Note that while ASLR makes life a little bit harder for an attacker, it is not the end-all-be-all of exploit mitigation techniques. Exploit techniques like Blind ROP (BROP) can defeat ASLR. When ASLR is combined with multiple exploit mitigation techniques, security is greatly enhanced and ASLR-defeating exploit payloads can be rendered inadequate.

Conclusions

ASLR is enabled by default for all architectures and controlled by the PAX_ASLR kernel option. This means that ASLR will be applied to all supported applications. If a user wishes to disable ASLR for a given application, the user must force that application to opt-out (detailed later).

Another kernel option, PAX_SYSCTLS, exposes additional tunables (via sysctl), allowing ASLR behavior control without requiring a reboot. By default, the sysctl security.pax.aslr.status can only be changed at boot time via /boot/loader.conf. Enabling the PAX_SYSCTLS kernel option allows a root user to modify security.pax.aslr.status. See Appendix B for a list of the tunables.

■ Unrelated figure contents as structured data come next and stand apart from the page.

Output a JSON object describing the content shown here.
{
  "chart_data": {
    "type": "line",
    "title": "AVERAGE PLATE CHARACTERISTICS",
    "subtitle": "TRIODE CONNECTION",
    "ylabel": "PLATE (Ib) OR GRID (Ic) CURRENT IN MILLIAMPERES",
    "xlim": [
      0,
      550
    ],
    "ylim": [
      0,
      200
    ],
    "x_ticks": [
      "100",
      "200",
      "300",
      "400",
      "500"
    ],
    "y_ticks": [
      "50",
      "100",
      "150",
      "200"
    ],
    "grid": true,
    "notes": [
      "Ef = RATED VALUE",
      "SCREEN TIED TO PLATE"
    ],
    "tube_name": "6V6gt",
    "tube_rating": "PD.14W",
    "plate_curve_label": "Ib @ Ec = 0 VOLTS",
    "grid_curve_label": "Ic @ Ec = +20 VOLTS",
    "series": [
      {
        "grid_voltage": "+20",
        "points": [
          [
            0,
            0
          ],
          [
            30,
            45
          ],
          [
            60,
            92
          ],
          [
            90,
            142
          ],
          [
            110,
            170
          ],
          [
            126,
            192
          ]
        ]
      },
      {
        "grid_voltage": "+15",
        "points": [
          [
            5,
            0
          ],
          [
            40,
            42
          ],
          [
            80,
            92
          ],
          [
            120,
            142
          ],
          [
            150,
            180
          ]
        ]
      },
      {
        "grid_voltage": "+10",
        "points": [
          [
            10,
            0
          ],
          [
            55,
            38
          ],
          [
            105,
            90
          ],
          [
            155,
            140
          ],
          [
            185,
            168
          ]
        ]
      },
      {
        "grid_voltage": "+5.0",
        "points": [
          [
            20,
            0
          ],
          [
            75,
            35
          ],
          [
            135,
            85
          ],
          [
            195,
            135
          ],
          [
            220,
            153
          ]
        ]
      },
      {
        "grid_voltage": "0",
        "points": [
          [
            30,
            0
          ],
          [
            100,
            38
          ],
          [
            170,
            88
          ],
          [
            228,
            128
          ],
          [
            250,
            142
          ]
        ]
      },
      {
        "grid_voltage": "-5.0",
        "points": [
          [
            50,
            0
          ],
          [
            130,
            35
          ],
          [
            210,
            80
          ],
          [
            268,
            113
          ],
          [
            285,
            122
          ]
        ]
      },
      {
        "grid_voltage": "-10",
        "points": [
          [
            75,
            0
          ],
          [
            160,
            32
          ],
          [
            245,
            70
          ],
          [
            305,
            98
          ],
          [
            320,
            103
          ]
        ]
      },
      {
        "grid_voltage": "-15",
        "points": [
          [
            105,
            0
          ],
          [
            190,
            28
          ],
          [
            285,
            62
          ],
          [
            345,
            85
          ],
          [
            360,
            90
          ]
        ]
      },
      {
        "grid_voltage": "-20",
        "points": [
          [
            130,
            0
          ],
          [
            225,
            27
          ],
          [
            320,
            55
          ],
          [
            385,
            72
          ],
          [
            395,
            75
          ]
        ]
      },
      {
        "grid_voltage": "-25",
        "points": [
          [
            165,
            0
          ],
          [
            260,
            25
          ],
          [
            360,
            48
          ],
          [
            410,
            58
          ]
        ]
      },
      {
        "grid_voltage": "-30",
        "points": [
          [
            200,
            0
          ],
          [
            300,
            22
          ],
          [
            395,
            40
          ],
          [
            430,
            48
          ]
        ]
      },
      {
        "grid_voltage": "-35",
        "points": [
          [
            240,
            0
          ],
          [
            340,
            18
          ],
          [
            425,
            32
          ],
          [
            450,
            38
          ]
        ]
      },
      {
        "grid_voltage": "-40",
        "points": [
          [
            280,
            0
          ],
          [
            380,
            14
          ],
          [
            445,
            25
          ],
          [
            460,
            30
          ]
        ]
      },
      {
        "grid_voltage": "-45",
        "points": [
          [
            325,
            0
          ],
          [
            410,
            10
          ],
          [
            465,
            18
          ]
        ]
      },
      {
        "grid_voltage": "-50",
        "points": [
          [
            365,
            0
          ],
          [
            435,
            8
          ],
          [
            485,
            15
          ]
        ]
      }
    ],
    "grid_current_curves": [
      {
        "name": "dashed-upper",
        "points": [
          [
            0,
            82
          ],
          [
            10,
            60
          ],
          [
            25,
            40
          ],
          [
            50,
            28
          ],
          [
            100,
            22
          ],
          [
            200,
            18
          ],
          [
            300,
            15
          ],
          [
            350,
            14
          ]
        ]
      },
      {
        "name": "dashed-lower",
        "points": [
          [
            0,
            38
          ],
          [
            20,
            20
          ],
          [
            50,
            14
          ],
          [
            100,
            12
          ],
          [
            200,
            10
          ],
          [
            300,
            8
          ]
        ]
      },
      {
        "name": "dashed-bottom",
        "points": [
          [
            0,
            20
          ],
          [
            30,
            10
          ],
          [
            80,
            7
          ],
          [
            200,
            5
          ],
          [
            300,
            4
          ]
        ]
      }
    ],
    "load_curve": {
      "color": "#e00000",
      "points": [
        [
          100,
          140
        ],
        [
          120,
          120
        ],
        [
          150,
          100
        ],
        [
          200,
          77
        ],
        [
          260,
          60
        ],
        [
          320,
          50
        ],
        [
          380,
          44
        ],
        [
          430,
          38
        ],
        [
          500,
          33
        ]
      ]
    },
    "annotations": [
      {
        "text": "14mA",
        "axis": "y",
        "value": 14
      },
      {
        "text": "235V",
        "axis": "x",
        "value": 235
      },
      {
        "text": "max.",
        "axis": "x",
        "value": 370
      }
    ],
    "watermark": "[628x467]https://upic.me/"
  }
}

ASLR tunables are per-jail and each jail inherits its parent jail’s settings. Having per-jail tunables allows more flexibility in shared-hosting environments. This structure also allows a user to selectively disable ASLR for applications that misbehave. ASLR-disabled applications will still have policy-based security applied to them by virtue of being jailed.

The mac_bsdextended(4) MAC module and its corresponding ugidfw(8) application have been modified to allow a user to enable experienceor disable ASLR for specific applications. The filesys object specification has been modified to pass the inode along with the filesystem id when the new paxflags option is specified. The paxflags option is optionally placed at the end of the rule. An upper-case “A” argument to the option signifies ASLR is enabled for the application and a lower-case “a” signifies ASLR is disabled for the application. Sample ugidfw(8) rules are in Appendix C. This feature is only implemented in the HardenedBSD[8] project and likely won’t be upstreamed to FreeBSD without further review and sign-off from certain key FreeBSD developers.

We are working on upstreaming our ASLR implementation with the FreeBSD project. Sean Bruno is the developer on the FreeBSD side who is sponsoring the commit.

About the author

David Carlier has been working as a software developer since 2001. He used FreeBSD for more than 10 years and starting from this year, he became involved with the HardenedBSD project and performed serious developments on FreeBSD. He worked for a mobile product company that provides C++ APIs for two years in Ireland. From this experience, he became completely inspired to develop on FreeBSD.